A friend is letting me post this here, so be kind and focused with your responses. I'll be writing my own, but I want to hear what you folks have to say first!
I live in a community with a lot of converts, which is nice in that there are a lot of people who I share a common experience with and who I can make feel more welcome and comfortable by saying "hey I did that too!" but it's also not-so-nice because of some of the sentiments in the community--being "one of the rabbi's converts," etc.

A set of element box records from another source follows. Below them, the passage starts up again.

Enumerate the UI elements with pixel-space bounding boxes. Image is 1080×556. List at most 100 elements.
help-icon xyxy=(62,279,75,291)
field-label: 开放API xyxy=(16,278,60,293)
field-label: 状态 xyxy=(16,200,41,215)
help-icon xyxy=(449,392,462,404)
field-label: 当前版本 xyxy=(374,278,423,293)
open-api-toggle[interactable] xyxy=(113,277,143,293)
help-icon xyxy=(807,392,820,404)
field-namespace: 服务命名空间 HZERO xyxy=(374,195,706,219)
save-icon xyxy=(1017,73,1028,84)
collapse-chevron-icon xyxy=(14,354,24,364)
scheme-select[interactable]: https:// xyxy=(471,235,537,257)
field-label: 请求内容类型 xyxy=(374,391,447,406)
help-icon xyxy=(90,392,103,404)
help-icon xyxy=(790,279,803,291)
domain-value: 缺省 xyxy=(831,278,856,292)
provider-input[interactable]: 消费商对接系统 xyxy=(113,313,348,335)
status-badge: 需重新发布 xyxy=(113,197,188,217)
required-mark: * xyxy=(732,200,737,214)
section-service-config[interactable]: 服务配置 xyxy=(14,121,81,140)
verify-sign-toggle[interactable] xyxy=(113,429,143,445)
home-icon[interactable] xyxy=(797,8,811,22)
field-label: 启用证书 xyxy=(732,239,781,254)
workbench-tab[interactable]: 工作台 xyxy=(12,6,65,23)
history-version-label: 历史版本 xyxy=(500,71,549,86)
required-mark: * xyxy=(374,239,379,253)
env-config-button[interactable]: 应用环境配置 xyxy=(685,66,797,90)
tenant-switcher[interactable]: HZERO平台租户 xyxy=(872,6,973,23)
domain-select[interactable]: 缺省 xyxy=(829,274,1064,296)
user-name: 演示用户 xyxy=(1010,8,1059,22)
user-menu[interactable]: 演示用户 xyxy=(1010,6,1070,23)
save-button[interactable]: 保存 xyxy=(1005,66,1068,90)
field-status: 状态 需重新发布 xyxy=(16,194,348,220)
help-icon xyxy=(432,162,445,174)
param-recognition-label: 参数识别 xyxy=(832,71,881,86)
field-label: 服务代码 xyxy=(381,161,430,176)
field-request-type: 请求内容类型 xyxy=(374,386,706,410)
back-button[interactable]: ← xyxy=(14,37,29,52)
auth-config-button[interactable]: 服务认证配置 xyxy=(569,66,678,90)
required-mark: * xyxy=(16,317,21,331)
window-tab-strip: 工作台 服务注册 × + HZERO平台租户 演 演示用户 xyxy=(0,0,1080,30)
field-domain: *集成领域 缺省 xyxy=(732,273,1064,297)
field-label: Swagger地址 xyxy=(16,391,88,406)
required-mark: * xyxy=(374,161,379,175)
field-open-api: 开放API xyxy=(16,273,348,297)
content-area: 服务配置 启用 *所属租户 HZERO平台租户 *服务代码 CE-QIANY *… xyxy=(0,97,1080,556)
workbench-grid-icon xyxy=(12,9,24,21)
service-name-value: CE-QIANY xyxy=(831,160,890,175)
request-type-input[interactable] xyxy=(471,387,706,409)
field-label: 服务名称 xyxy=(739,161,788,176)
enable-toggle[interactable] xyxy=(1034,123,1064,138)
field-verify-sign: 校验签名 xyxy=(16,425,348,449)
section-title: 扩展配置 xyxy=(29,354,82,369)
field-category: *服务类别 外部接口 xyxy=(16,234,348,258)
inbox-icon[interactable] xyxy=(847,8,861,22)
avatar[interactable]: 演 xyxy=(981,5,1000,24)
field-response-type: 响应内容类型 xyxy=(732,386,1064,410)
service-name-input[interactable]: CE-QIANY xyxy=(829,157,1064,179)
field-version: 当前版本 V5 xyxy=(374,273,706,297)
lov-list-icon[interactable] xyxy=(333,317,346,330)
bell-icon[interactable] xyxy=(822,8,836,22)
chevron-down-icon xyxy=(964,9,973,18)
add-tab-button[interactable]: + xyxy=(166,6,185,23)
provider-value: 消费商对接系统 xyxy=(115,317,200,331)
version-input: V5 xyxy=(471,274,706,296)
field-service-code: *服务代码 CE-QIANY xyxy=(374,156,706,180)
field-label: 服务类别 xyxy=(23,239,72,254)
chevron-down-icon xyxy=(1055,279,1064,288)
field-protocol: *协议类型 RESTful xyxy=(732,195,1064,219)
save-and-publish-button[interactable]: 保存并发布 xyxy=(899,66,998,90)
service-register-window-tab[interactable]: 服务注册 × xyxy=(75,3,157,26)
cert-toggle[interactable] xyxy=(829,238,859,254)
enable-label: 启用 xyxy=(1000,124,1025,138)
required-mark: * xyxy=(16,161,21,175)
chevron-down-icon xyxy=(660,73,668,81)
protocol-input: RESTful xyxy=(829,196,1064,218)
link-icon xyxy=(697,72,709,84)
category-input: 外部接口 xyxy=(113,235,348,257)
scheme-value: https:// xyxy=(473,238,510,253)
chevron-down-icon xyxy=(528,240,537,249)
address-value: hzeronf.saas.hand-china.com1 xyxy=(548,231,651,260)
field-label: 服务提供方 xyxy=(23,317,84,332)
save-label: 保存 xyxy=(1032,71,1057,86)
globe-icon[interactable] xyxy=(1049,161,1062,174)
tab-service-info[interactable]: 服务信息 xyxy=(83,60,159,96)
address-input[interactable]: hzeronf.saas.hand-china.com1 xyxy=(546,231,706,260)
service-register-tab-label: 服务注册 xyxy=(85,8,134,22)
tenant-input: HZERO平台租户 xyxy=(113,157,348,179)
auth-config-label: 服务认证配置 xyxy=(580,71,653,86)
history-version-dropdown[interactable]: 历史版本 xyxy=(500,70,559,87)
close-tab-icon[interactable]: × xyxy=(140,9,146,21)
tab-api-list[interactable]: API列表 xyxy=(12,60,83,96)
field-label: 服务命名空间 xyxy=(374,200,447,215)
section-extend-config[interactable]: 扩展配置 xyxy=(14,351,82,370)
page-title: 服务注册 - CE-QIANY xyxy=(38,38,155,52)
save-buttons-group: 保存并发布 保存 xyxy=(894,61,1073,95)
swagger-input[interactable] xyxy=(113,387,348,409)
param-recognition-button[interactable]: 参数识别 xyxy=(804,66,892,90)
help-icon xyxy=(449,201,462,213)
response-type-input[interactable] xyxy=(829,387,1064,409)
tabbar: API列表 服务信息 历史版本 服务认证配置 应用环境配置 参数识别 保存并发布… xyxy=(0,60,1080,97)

Recently some of my friends, who are single, have been complaining about the number of people in our community who got engaged/married right after their conversions were finalized. (The rabbi openly states he will convert for marriage, provided the prospective convert prove they would keep halakha even if the relationship ended.) A male friend says that he, as an ffb, feels cheated for doing what he was raised to do--only date Jewish girls--because people in the community date "out" and their girlfriends convert. A female friend, also born Jewish, feels like her odds to get a Jewish man are lower if there's a culture wherein it's essentially OK to date non-Jews who will convert.
I say this not to call out these converts--it's not my business and I can't read their hearts and minds--but because I'm frustrated with hearing my good friends saying "there's a problem with converts in this shul, no offense." While I think they have valid reasons for at least feeling upset (whether or not I agree with them), the "no offense" part hits me the hardest. Has anyone had similar experiences, either with this issue in particular, or simply with others criticizing others' conversions to you?